論理構成がわかりやすく踏み込んだ判決が続く知財高裁の判決を中心に、感想などをつづった備忘録。

引用文献に記載された技術内容の抽象化

2012-02-20 23:07:43 | 特許法29条2項
事件番号 平成23(行ケ)10121
事件名 審決取消請求事件
裁判年月日 平成24年01月31日
裁判所名 知的財産高等裁判所  
権利種別 特許権
訴訟類型 行政訴訟
裁判長裁判官 飯村敏明

 当該発明が,発明の進歩性を有しないこと(・・・)を立証するに当たっては,公平かつ客観的な立証を担保する観点から,次のような論証が求められる。すなわち,当該発明と,これに最も近似する公知発明(主引用発明)とを対比した上,当該発明の引用発明との相違点に係る技術的構成を確定させ,次いで,主たる引用発明から出発して,これに他の公知技術(副引用発明)を組み合わせることによって,当該発明の相違点に係る技術的構成に至ることが容易であるとの立証を尽くしたといえるか否かによって,判断をすることが実務上行われている
 この場合に,主引用発明及び副引用発明の技術内容は,引用文献の記載を基礎として,客観的かつ具体的に認定・確定されるべきであって,引用文献に記載された技術内容を抽象化したり,一般化したり,上位概念化したりすることは,恣意的な判断を容れるおそれが生じるため,許されないものといえる。そのような評価は,当該発明の容易想到性の有無を判断する最終過程において,総合的な価値判断をする際に,はじめて許容される余地があるというべきである。

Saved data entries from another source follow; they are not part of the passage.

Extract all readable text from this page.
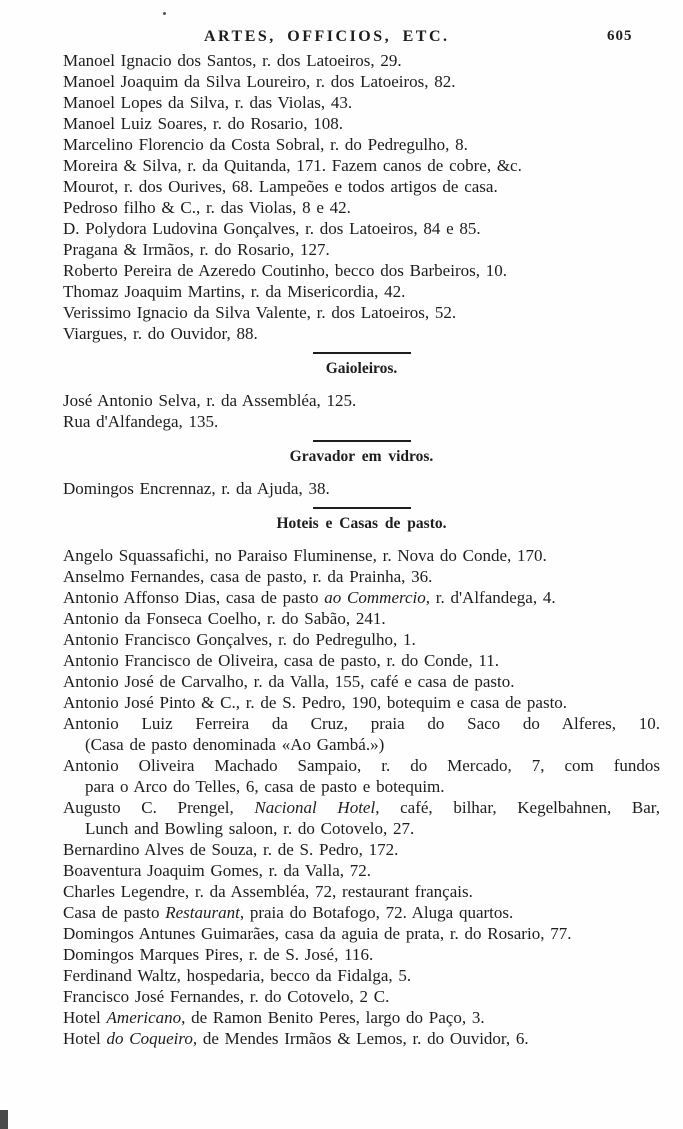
ARTES, OFFICIOS, ETC.	605
Manoel Ignacio dos Santos, r. dos Latoeiros, 29.
Manoel Joaquim da Silva Loureiro, r. dos Latoeiros, 82.
Manoel Lopes da Silva, r. das Violas, 43.
Manoel Luiz Soares, r. do Rosario, 108.
Marcelino Florencio da Costa Sobral, r. do Pedregulho, 8.
Moreira & Silva, r. da Quitanda, 171. Fazem canos de cobre, &c.
Mourot, r. dos Ourives, 68. Lampeões e todos artigos de casa.
Pedroso filho & C., r. das Violas, 8 e 42.
D. Polydora Ludovina Gonçalves, r. dos Latoeiros, 84 e 85.
Pragana & Irmãos, r. do Rosario, 127.
Roberto Pereira de Azeredo Coutinho, becco dos Barbeiros, 10.
Thomaz Joaquim Martins, r. da Misericordia, 42.
Verissimo Ignacio da Silva Valente, r. dos Latoeiros, 52.
Viargues, r. do Ouvidor, 88.
Gaioleiros.
José Antonio Selva, r. da Assembléa, 125.
Rua d'Alfandega, 135.
Gravador em vidros.
Domingos Encrennaz, r. da Ajuda, 38.
Hoteis e Casas de pasto.
Angelo Squassafichi, no Paraiso Fluminense, r. Nova do Conde, 170.
Anselmo Fernandes, casa de pasto, r. da Prainha, 36.
Antonio Affonso Dias, casa de pasto ao Commercio, r. d'Alfandega, 4.
Antonio da Fonseca Coelho, r. do Sabão, 241.
Antonio Francisco Gonçalves, r. do Pedregulho, 1.
Antonio Francisco de Oliveira, casa de pasto, r. do Conde, 11.
Antonio José de Carvalho, r. da Valla, 155, café e casa de pasto.
Antonio José Pinto & C., r. de S. Pedro, 190, botequim e casa de pasto.
Antonio Luiz Ferreira da Cruz, praia do Saco do Alferes, 10.
(Casa de pasto denominada «Ao Gambá.»)
Antonio Oliveira Machado Sampaio, r. do Mercado, 7, com fundos
para o Arco do Telles, 6, casa de pasto e botequim.
Augusto C. Prengel, Nacional Hotel, café, bilhar, Kegelbahnen, Bar,
Lunch and Bowling saloon, r. do Cotovelo, 27.
Bernardino Alves de Souza, r. de S. Pedro, 172.
Boaventura Joaquim Gomes, r. da Valla, 72.
Charles Legendre, r. da Assembléa, 72, restaurant français.
Casa de pasto Restaurant, praia do Botafogo, 72. Aluga quartos.
Domingos Antunes Guimarães, casa da aguia de prata, r. do Rosario, 77.
Domingos Marques Pires, r. de S. José, 116.
Ferdinand Waltz, hospedaria, becco da Fidalga, 5.
Francisco José Fernandes, r. do Cotovelo, 2 C.
Hotel Americano, de Ramon Benito Peres, largo do Paço, 3.
Hotel do Coqueiro, de Mendes Irmãos & Lemos, r. do Ouvidor, 6.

 ところで,当業者の技術常識ないし周知技術についても,・・・,裁判手続(審査,審判手続も含む。)において,証明されることにより,初めて判断の基礎とされる。他方,・・・,立証に困難を伴う場合は,少なくない。しかし,当業者の技術常識ないし周知技術の主張,立証に当たっては,そのような困難な実情が存在するからといって
① 当業者の技術常識ないし周知技術の認定,確定に当たって,特定の引用文献の具体的な記載から離れて,抽象化,一般化ないし上位概念化をすることが,当然に許容されるわけではなく,また,
② 特定の公知文献に記載されている公知技術について,主張,立証を尽くすことなく,当業者の技術常識ないし周知技術であるかのように扱うことが,当然に許容されるわけではなく,さらに,
③ 主引用発明に副引用発明を組み合わせることによって,当該発明の相違点に係る技術的構成に到達することが容易であるか否という上記の判断構造を省略して,容易であるとの結論を導くこと
が,当然に許容されるわけではないことはいうまでもない。

 上記観点に照らすならば,被告の主張は,次の理由から採用することはできない。すなわち,前記のとおり,引用発明は,その解決課題を「A」とする発明にすぎず,引用発明には,Bという本願発明の解決課題及びその解決手段についての開示ないし示唆は,存在しない。したがって,被告の主張に係る「C」との技術が,周知技術又は当業者の技術常識であるか否かにかかわらず,引用発明を起点として,周知技術を適用することによって本願発明に至ることが容易であるとはいえない。
 のみならず,被告の主張に係る「C」との技術が,周知例1ないし3の具体的な記載内容を超えて,技術内容を抽象化ないし上位概念化することなく,当然に周知技術又は当業者の技術常識であると認定することもできない。さらに,周知例1ないし3には,本願発明の相違点2に係る構成を採用することによる解決課題及び解決手段に係る事項についての記載も示唆もない。

 そうである以上,引用発明を起点として,周知技術を適用することによって本願発明に至ることが容易であると解することはできない。